One night can make everything olrayt!

travis dinlemek her derde deva.
şarkı önerisi yapamayacağım. fizyi açıverin travis yazın bırakın hepsi baştan sona çalsın.
aşırı anlamsız bir hafta geçiriyorum. zaman kavramını her yönlü olarak kaybettim. saate baksam bile saatten emin olamıyorum. haftasonuna yaklaştık sanırken telefonda bugün günlerden ne diye soruyorum salı cevabını alınca yaşadığım şok gibisi yok. gün içinde parça parça uyuyorum. her uyuduğumda suçluluk duyuyorum. saçma sapan bilgisayar oyunu oynuyorum sinemaya gitmek varken.
melankoli
zenne
demir leydi
kar beyaz.

bunlar gidilip görülmesi gereken filmler ama muhtemelen ben burda yorgunluklar arkasında uyuklarken hepsi vizyondan kalkacak.
küçük değişiklikler peşindeyim. telefon melodisini değişirtirdim şimdilik en fazla. önümüzdeki hafta içimdeki derya baykalı çıkarmayı planlıyorum.
baharı özlüyorum.
hava sabahları güneşli olunca pek bi nisan gibi geliyor burnuma öğleden sonra avcunu yalarsın diyor. sonra why does it always rain on me çalıyor. neyse ki only me değil diyorum.
kelime oyunu yapma bana diyor.
oyunlarla yaşayanlar var diyorum.
hepsi tehlikeli oyunlarda öldü diyor.
ölmedi ki diyorum. o piyes gereğiydi. oyundu o.
ben de oyunda öldü diyorum diyor.
susuyorum daha itiraz etmiyorum. düşüncemi sadece 3 cümle savunabiliyorum. sonra kabulleniyorum. bırakıp gidelim diyorum. gideyim demiyorum. gidelim diyorum. bu ara bi şeylerle uğraşamıyorum. puzzle yapayım diyorum. yarım puzzle başlamak istemiyorum. sıfırdan puzzle açmaya cesaretim var da eskisini bozup kaldırmaya kıyamıyorum. puzzlelar başıma bela oldu hep.

çarşamba borçlar perşembe boş sonra cuma milletlerarası. sonra haftasonu.
sürekli tüketmeye çalışıyorum.
bi kaç gün sonra şubat. şubat zaten kısa biter hemen sonra martta bitse nisan pek sevmem ama hava sınır derken mayıs cıvıldayıverir.

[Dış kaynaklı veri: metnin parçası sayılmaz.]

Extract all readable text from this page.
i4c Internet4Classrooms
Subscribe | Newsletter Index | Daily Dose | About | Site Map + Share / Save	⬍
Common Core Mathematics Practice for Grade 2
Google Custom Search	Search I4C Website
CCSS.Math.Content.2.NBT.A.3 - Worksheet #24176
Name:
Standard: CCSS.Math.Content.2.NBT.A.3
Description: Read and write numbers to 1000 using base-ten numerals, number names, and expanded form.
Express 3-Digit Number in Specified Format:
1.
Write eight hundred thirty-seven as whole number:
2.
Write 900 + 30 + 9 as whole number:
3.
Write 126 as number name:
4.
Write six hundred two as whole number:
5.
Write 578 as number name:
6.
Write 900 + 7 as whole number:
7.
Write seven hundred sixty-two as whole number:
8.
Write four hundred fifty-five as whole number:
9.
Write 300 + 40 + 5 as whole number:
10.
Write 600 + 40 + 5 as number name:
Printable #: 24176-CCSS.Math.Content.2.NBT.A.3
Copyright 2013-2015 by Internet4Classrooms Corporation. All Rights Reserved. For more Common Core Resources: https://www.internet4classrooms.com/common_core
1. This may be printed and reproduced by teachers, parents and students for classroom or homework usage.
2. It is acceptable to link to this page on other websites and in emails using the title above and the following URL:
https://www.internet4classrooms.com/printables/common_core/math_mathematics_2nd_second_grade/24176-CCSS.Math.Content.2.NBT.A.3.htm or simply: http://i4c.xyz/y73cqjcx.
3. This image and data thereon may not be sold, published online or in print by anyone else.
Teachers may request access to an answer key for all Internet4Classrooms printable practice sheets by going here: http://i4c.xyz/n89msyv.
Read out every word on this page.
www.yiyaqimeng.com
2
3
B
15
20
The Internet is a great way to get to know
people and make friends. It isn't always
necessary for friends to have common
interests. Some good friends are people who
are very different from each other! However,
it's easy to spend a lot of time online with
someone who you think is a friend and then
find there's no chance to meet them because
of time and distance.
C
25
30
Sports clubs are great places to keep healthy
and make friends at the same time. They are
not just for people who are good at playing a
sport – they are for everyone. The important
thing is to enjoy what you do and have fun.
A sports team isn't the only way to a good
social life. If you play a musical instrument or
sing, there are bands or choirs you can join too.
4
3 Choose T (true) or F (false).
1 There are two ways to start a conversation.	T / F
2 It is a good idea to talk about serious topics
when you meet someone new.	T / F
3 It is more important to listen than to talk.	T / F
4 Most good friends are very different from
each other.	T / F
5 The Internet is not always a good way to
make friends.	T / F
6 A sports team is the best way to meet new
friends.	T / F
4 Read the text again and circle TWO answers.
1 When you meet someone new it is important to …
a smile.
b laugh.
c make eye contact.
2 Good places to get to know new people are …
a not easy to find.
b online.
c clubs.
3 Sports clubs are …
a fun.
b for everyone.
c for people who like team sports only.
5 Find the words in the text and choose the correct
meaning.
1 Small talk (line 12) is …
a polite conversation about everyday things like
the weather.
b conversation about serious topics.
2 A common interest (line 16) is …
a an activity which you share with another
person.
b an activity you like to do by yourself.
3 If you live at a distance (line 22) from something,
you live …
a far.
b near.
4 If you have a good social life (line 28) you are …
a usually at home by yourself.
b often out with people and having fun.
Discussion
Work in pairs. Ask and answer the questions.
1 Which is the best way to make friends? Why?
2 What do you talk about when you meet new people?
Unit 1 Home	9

yoksa sizde çıplak ağaçta öten kuşa aldananlardan mısınız?


not: travisle ilgili bir uyarı çok da dinleyince bütün şarkılar birbirinin aynı gibi geliyor. beyinde bi karıncalanma hasıl oluyor. her şeyin çoğu zarar.

3 yorum:

Met dedi ki...

before you were young ile flowers in the window arasında gidip geliyorum tekrar tekrar bu aralar ikisine sardım.

iki şarkı da iki farklı haleti ruhiyenin en ucuyken, bendeki bu hal nesi; onu hiç bilmiyorum :)

beenmaya dedi ki...

inanmayacaksın ama henüz bitmemiş olsa bile mektup yazılmaya başlandı. şu sinema işini diyorum en azından bir filmi birlikte mi izlesek?

kırmızı dedi ki...

haleti ruhiyesi sorgulanması gereken şey istanbul! sabah günlük güneşlikken yarın kar geliyormuş uyarılarına karnım ağrıyana kadar gülmüşken eve nasıl geldim bilemedim. ayrıca bence bir süre selfish jean dinle. ama klibiyle tabi.:)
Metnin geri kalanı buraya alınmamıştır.